Le Tribunal de Paris l’a condamné à deux ans de prison ferme avec mandat de dépôt. Panzer a été jugé dans la foulée de sa garde à vue en comparution immédiate. Selon Le Parisien, en mai dernier, Théo aurait appelé à commettre des violences envers Minima Gesté, queer qui a porté la flamme olympique à Paris. Dans le dossier de la Sous-Direction Anti-terroriste (SDAT), d'autres faits lui sont aussi imputés : appels aux ratonnades, diffusion de messages haineux, menaces, projets terroristes, etc.

Dans un des derniers messages postés sur Telegram, celui qui s’est lui-même qualifié de néonazi devant le tribunal, parlait de la création d’une nouvelle division dénommée Mercure, où il se vante de son intention d'apprendre à « fabriquer des engins explosifs, comme des bombes artisanales, chez soi » aux membres de la DAF. « Vous êtes prêts à prendre les armes ? Alors rejoignez-nous ». Théo boucle le message avec un « La Victoire ou la Mort ».

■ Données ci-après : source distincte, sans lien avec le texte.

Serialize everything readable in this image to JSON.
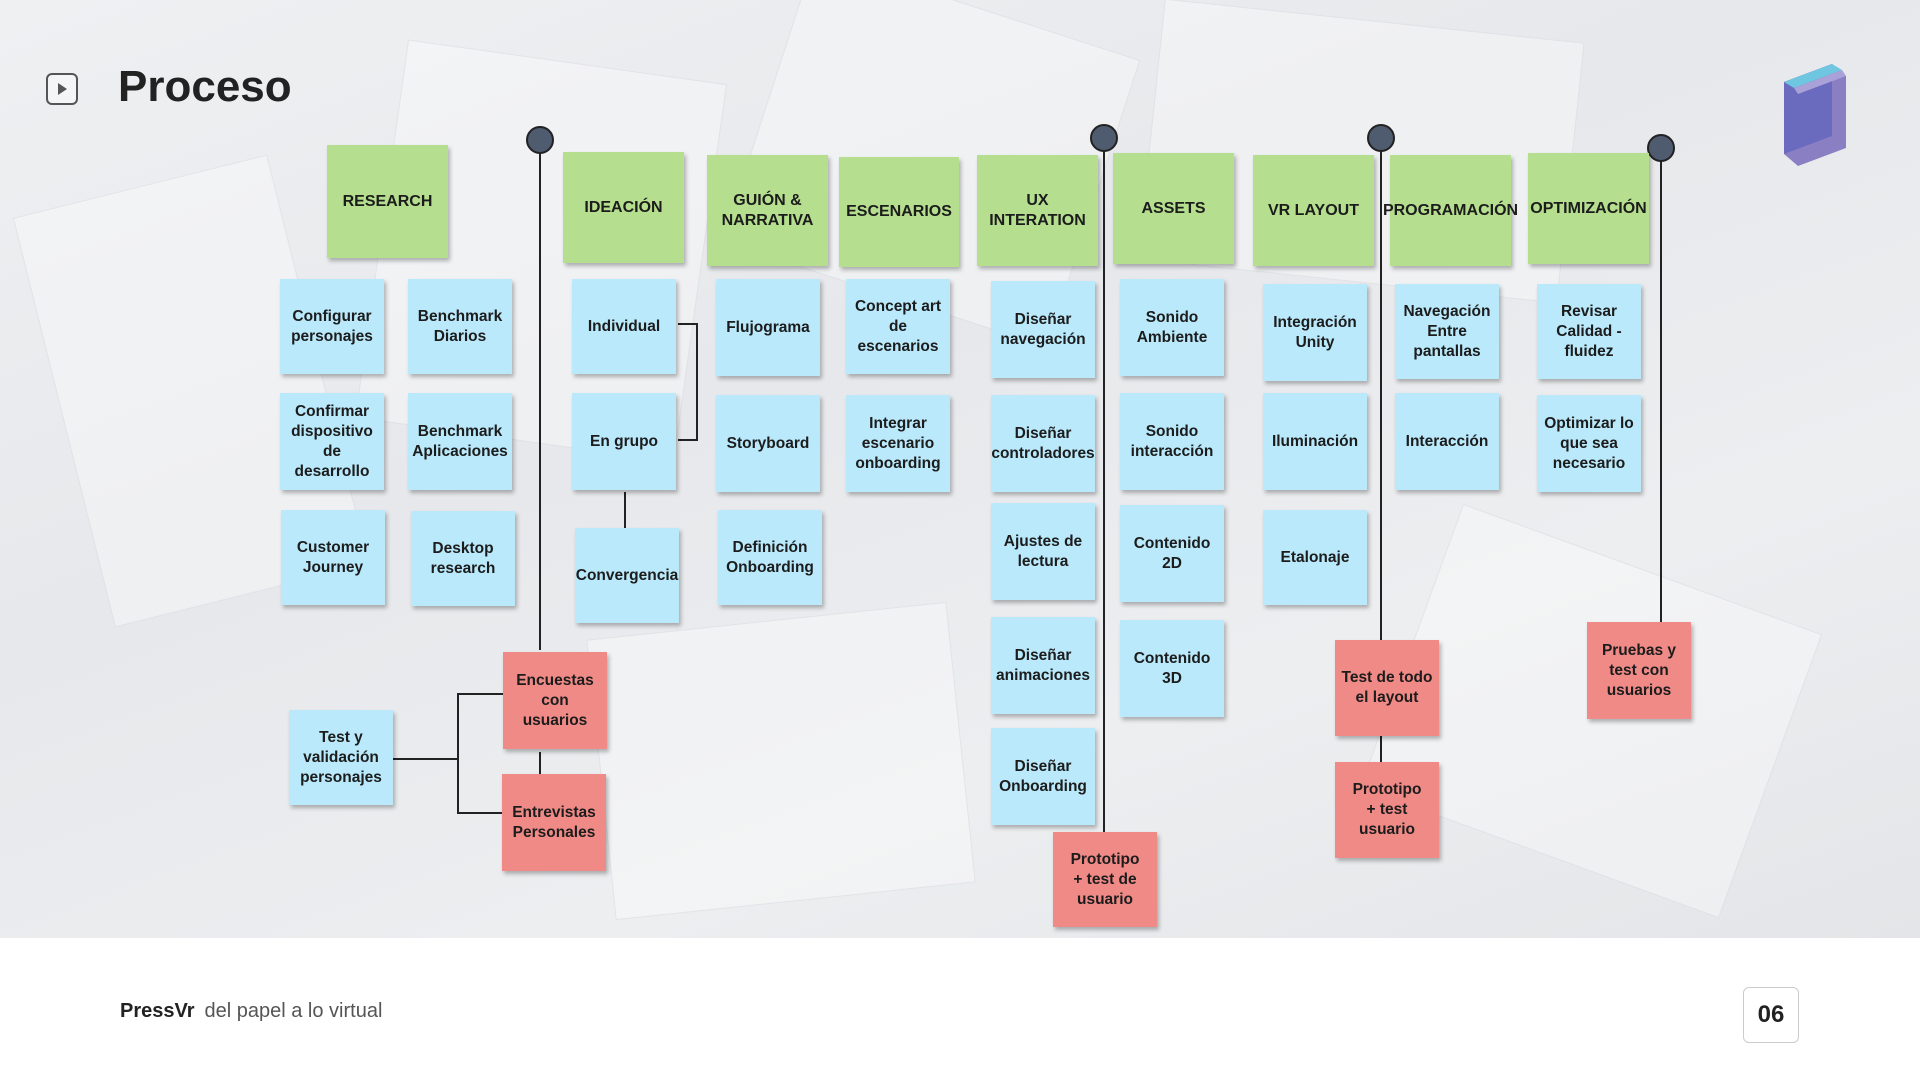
{
  "page": {
    "title": "Proceso"
  },
  "footer": {
    "brand": "PressVr",
    "tagline": "del papel a lo virtual",
    "page_number": "06"
  },
  "icons": {
    "play": "play-icon",
    "logo": "book-logo-icon"
  },
  "colors": {
    "header_note": "#b5df8e",
    "task_note": "#b9e9fb",
    "milestone_note": "#f08a86",
    "pin": "#4f5b6e"
  },
  "headers": [
    "RESEARCH",
    "IDEACIÓN",
    "GUIÓN &\nNARRATIVA",
    "ESCENARIOS",
    "UX\nINTERATION",
    "ASSETS",
    "VR LAYOUT",
    "PROGRAMACIÓN",
    "OPTIMIZACIÓN"
  ],
  "research": [
    "Configurar\npersonajes",
    "Benchmark\nDiarios",
    "Confirmar\ndispositivo\nde\ndesarrollo",
    "Benchmark\nAplicaciones",
    "Customer\nJourney",
    "Desktop\nresearch",
    "Test y\nvalidación\npersonajes"
  ],
  "ideacion": [
    "Individual",
    "En grupo",
    "Convergencia"
  ],
  "guion": [
    "Flujograma",
    "Storyboard",
    "Definición\nOnboarding"
  ],
  "escenarios": [
    "Concept art\nde escenarios",
    "Integrar\nescenario\nonboarding"
  ],
  "ux": [
    "Diseñar\nnavegación",
    "Diseñar\ncontroladores",
    "Ajustes de\nlectura",
    "Diseñar\nanimaciones",
    "Diseñar\nOnboarding"
  ],
  "assets": [
    "Sonido\nAmbiente",
    "Sonido\ninteracción",
    "Contenido\n2D",
    "Contenido\n3D"
  ],
  "vrlayout": [
    "Integración\nUnity",
    "Iluminación",
    "Etalonaje"
  ],
  "programacion": [
    "Navegación\nEntre pantallas",
    "Interacción"
  ],
  "optimizacion": [
    "Revisar\nCalidad - fluidez",
    "Optimizar lo\nque sea\nnecesario"
  ],
  "milestones": [
    "Encuestas\ncon usuarios",
    "Entrevistas\nPersonales",
    "Prototipo\n+ test de\nusuario",
    "Test de todo\nel layout",
    "Prototipo\n+ test usuario",
    "Pruebas y\ntest con\nusuarios"
  ]
}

Captures d'écran d’un message de Théo M. (Panzer), 13 julliet 2024. - © Reflets
Captures d'écran d’un message de Théo M. (Panzer), 13 julliet 2024. - © Reflets

Pendant sa garde à vue, rapporte Le Monde, Théo n’a pas caché son admiration pour Adolf Hitler ou ses convictions suprémacistes blanches. Mais face aux juges, il finit par sortir des éléments de langage typiques dans ce genre de procès : c’était des blagues, du trolling, etc. Le procureur, qui semblait connaître ce genre de « ligne de défense » souvent employée par les groupes d’extrême droite, a tenu à affirmer que Panzer portait « un discours de radicalisation d'extrême droite avant un passage à l’acte. »

Tout laisse penser que Théo aurait accepté la comparution immédiate pour éviter d'abord le temps de prison préventive si un procès avait lieu plus tard, dans l'éventualité d'une enquête élargie si une partie des victimes - Minima Gesté et l'auteur de ces lignes - avaitent pu se constituer partie civile. La stratégie semble porter ses fruits, car, étonnamment, Minima Gesté, cité à plusieurs reprises dans les médias, n’a même pas été informé du jugement et de la possibilité de se constituer partie civile. Et l'auteur de ces lignes n'a eu connaissance de l’audience qui se tenait à 13h30 le 19 juillet au Tribunal de Paris que trois heures avant, par un mail. Il ne l’a découvert que plusieurs heures après l’audience et n’a donc pas pu se porter partie civile.

Un réseau néonazi qui fonctionne au delà de la DAF

C’est sur le canal Telegram de la Division Aryenne Française que Panzer a publié la majorité des messages d’incitation à la violence et d’apologie du terrorisme. Il a participé à au moins cinq autres groupes néonazis, dont pour certains, l'accès se fait par invitation. Avec ZIC et Arès (deux autres utilisateurs très actifs), le trio derrière la DAF a, plus que radicalisé les esprits des fascistes présents dans ces groupes. Ils ont créé des fichiers contenant des informations privées de dizaines de personnes de gauche (notamment leurs adresses), ce qui a très peu inquiété les autorités.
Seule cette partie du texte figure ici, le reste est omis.